Description: Submitted in partial fulfillment of the requirements for the degree of Ocean Engineer at the Massachusetts Institute of Technology and the Woods Hole Oceanographic Institution September 1993

Description: The width of the main lobe of the acoustic backscatter directivity pattern of decapod shrimp (Palaemonetes vulgaris) is examined versus acoustic frequency. Using the distorted wave Born approximation (DWBA) and the geometry of a prolate spheroid, an analytic formula for the backscatter cross section as a function of orientation angle is derived. A directivity pattern is determined from the analytic formula and the width of the main lobe (beam width) is computed. The relationship between beamwidth and acoustic frequency is presented in plots of beamwidth versus ka and L/λ. The model is adapted to experimental limitations of animal motion, discrete sampling and observed side lobe levels. The backscatter directivity patterns of live decapod shrimp, determined experimentally at frequencies between 72 and 525kHz, are presented.

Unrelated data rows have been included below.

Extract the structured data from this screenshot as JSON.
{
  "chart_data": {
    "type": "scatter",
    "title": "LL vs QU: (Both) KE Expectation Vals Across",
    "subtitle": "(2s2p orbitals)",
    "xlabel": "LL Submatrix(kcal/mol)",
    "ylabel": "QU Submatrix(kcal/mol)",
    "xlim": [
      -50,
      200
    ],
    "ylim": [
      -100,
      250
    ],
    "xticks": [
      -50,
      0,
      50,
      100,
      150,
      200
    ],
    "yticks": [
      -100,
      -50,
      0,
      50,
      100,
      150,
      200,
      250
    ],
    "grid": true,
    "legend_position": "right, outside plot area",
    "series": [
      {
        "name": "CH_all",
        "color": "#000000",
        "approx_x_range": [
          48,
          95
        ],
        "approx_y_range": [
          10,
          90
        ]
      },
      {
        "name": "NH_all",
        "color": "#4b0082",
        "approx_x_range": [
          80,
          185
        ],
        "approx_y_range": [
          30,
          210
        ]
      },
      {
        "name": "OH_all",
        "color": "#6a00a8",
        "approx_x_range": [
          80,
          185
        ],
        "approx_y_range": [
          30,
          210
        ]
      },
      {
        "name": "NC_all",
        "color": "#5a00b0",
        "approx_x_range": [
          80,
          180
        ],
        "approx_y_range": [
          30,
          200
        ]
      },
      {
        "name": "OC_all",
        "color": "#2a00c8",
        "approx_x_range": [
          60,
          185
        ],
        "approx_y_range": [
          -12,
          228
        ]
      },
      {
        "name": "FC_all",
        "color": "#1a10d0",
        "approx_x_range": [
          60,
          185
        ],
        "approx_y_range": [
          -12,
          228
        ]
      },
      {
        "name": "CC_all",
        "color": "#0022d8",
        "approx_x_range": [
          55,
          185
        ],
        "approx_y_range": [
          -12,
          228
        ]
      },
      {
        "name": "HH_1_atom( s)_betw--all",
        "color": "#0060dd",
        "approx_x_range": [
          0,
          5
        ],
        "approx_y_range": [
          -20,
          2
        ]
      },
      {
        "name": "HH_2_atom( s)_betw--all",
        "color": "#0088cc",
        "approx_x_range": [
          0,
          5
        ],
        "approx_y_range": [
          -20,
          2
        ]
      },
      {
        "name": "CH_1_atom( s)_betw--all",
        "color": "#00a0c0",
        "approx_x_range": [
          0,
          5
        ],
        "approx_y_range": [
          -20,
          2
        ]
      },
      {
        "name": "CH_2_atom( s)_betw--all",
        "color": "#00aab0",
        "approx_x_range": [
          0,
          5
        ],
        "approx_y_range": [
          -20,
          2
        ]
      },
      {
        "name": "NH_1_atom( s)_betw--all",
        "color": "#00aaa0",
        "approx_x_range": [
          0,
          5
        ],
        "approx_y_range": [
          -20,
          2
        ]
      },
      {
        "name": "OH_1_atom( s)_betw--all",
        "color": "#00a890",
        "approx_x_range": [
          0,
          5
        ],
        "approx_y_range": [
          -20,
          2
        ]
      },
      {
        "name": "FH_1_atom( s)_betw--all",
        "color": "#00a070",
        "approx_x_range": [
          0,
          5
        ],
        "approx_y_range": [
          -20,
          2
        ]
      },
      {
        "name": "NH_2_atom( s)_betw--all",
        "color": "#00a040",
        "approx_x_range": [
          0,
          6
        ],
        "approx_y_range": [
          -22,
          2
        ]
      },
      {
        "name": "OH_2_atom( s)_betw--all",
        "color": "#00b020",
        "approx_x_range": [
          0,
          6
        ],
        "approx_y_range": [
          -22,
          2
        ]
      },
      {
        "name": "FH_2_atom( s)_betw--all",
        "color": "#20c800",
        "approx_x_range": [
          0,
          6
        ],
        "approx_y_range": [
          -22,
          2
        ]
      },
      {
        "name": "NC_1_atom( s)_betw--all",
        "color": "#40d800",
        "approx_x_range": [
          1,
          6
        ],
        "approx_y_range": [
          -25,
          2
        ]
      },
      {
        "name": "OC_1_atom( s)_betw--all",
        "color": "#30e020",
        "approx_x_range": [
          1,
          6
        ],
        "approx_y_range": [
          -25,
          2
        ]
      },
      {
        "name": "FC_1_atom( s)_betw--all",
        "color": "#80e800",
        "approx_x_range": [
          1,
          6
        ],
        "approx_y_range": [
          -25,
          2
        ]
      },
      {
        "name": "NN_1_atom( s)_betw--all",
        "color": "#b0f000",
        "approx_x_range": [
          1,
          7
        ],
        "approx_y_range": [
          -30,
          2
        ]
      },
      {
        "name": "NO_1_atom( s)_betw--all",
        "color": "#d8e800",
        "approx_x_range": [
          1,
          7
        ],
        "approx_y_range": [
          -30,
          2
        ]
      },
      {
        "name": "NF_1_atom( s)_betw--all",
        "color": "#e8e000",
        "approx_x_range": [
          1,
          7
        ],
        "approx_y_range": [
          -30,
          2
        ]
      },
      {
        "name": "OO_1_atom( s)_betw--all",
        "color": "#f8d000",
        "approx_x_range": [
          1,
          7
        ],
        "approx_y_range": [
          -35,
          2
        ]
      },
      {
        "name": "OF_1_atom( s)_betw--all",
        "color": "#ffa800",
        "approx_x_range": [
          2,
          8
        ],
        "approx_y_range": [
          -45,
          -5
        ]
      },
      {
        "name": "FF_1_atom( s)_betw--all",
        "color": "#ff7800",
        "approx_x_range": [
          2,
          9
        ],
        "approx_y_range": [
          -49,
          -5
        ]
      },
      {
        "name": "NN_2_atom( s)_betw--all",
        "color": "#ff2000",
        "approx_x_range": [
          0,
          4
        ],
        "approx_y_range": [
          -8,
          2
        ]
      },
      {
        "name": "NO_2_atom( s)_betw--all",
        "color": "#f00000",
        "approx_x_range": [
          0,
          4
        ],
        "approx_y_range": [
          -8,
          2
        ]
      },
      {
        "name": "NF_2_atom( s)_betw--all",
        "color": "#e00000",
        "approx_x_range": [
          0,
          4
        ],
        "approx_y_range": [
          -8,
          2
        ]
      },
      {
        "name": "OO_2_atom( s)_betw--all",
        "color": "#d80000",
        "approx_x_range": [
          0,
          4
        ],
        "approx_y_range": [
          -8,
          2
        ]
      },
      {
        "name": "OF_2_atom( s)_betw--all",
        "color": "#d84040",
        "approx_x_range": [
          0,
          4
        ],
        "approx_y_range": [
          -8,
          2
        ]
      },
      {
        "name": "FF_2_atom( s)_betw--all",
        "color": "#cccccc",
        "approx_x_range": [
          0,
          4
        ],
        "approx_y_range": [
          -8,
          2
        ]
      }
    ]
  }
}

A non-monotonic relationship between beamwidth and frequency is illustrated in this study. This relationship is in contrast to the monotonic relationship exhibited when sound scatters off of an impenetrable flat plate. Reasonable agreement is found between the theoretically predicted beamwidths and most experimental data, where the beamwidth was more-or-less oscillatory about a mean value of 19°. The structure can at least be partly explained by scattering theory.